Why incorporate in Delaware?

Established system of judge-made law:

The corporate law of Delaware is known as the Delaware General Corporate Law or ‘DGCL’ and contains extensive provisions regarding the formation, conduct and dissolution of a corporation. However, even the DGCL is limited in its provisions and interpretations. Several vital concepts in corporate law are governed by common law, i.e., judge-made law. These include fiduciary duties of directors, officers and controlling shareholders of the corporation both in conducting the daily business of the corporation, as well as in dealing with particular circumstances like mergers or proxy contests. Delaware courts deal with a massive amount of corporate litigation on a daily basis, which has led to the establishment of a sound corporate jurisprudence. Outside of Delaware, corporate law cases generally constitute only a tiny portion of a judge’s typical case-load.

A sound court system:

The Delaware Chancery court is a uniquely established court with limited jurisdiction. It has a docket of primarily corporate cases. These cases are heard by judges who are experts in corporate law, as opposed to juries. Court decisions are published in case-law reporters and are commercially available, providing valuable guidance to practitioners.

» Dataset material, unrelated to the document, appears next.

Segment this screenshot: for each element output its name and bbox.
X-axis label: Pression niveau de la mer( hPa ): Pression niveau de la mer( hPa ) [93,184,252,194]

Reduced transaction costs:

Corporate lawyers develop an early familiarity with the extensive corporate case law laid down by the courts of Delaware. This reduces transactional costs and enables corporations incorporated in Delaware to plan with some foresight and knowledge. Delaware does not charge income tax to corporations incorporated within the State, which have their business/headquarters and operations outside the state.

There is some argument among scholars and practitioners that Delaware is losing its sheen as the corporate law giant. However, for the foreseeable future, it is unlikely that any other state will overtake Delaware as the favored place of incorporation for sizable companies.